Pedestrians looked at him with alarm and annoyance as he dodged them, racing toward the corner.

Where’s Linda?
his mind screamed.
Why isn’t she helping me?

David stole a glance over his shoulder to see how close Mrs. McKeltch was.

She was gone.

Suspicious, he slowed to a jog, then a fast walk, looking again to make sure he hadn’t just missed her.

She’s afraid to be seen chasing a kid,
he thought with relief.

He pressed on, trying not to look suspicious, trying not to pant too loudly. His face began to feel hot; pain sliced through his knee as well as his hands and elbows. He tried to ignore the pain, though. He trained his eye on the corner up ahead—it was getting closer and closer—tried to concentrate on it hard and use it to bury the feeling of pebbles under his kneecap. He hoped to find Linda around that corner, pulling out of the Taco Bell parking lot.

Instead he found Doug.

David froze at the corner. Doug was walking toward him, but didn’t see him yet. He was looking, though, searching the sidewalk, looking this way and that, his eyes squinting in the sun. David was suddenly struck with an unwanted memory, a memory that hurt worse than the pain in his knee. He thought of a game he and Doug played a lot last summer, before school started. Pretending they were secret agents, they would walk through town, through shopping centers, searching for foreign spies. They would scan the pedestrians and shoppers and make up stories about them, creating elaborate backgrounds for the ones who stood out, who looked unusual. This one was from Russia where he’d spent years preparing himself for life in America, learning how to speak perfectly, dress perfectly, learning how to blend in without suspicion, without detection. But the front had not been perfect enough because David and Doug had spotted him; they could see through the façade, and they knew he was the enemy. That one was from Germany and he was secretly working toward the rebirth of the Nazi party; he followed the commands of Hitler’s brain, which had been kept alive since the war. But the boys knew what he was up to.

The game had been fun then, but now it had been corrupted, perverted. The game was real and Doug was the enemy. He spotted David. His fists clenched and he began taking broader and faster steps toward him.

Limping back around the corner, David returned the way he’d come, hoping to go back through the alley and find Linda still in the lot. When he ducked into the narrow passage between the buildings, he came face to face with Mrs. McKeltch.

She smiled her dirty smile and hurried toward him.

David backed out of the alley, turned to his right—Doug was still coming, advancing quickly, his jaw set, eyes shrouded by a frown—then to his left. A policeman was marching toward him, his neck rigid, sunlight glinting off his badge.

Fear pounded in David’s head in sync with his pain. The only thing left was to run into the street.

David whirled around as Linda’s white Mustang convertible lurched to a halt at the curb. She leaned across the seat and opened the passenger door, shouting, “Get in, David,
get in!”

David leaped at the car and threw himself inside. Linda began pulling onto the road before David was able to turn around and close the door; he nearly fell out of the car as he reached for it.

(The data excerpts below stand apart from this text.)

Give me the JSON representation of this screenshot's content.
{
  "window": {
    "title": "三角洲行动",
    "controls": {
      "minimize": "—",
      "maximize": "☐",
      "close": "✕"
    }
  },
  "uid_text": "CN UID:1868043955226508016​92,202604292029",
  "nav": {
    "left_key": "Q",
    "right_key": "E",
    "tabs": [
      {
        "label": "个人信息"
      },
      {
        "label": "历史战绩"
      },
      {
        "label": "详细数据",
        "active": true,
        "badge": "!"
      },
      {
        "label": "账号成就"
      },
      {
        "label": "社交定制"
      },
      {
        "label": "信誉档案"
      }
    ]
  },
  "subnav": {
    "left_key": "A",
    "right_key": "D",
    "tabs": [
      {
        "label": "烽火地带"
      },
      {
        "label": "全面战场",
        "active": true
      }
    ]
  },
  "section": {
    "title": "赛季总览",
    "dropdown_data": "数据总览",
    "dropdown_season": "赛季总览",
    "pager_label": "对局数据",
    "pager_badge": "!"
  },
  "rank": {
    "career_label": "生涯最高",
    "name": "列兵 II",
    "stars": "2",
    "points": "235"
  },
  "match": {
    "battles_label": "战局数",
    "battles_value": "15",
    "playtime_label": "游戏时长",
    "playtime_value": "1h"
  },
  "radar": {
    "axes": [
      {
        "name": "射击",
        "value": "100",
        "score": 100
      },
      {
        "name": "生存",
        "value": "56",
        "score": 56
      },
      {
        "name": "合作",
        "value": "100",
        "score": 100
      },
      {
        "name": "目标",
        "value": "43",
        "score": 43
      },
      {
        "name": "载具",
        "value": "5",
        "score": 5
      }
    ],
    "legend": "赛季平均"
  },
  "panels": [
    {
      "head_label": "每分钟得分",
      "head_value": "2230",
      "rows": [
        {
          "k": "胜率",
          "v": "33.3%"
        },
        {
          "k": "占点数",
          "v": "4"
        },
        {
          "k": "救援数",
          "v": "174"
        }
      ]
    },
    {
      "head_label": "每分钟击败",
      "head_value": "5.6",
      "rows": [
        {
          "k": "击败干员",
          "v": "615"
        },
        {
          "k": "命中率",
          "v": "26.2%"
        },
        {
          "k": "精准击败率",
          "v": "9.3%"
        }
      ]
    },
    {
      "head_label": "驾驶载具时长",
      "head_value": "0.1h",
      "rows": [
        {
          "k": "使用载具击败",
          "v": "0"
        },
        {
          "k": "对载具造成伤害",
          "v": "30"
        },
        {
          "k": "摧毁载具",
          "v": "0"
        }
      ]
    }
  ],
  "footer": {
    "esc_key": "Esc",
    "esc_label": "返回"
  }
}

He sprawled in the seat for several moments, gasping to catch his breath, a fine shimmer of perspiration covering his face and making his shirt cling to his neck.

“Did ya call the—the state police?” he asked, gulping air.

“The lines were all busy,” Linda said, sounding angry, frustrated, and worried. She glanced rapidly at David several times. “Are you all right?”

He nodded jerkily, licking his lips.

“Okay,” Linda said, as if she were forming a plan. “I think there’s a place we can hide while we call the FBI. A place they won’t think to check.”

“The FBI? What about the—”

“Yes, the FBI. Whatever’s happening is too big for the police.
Much
too big.”

Mrs. McKeltch watched the car speed recklessly down the main street of town. The drivers of other cars honked their horns and made obscene hand gestures. She paid them no attention, however; her eyes were locked on the white Mustang, and they narrowed as the car drove farther away and screeched around a corner, sped down a side street, out of sight.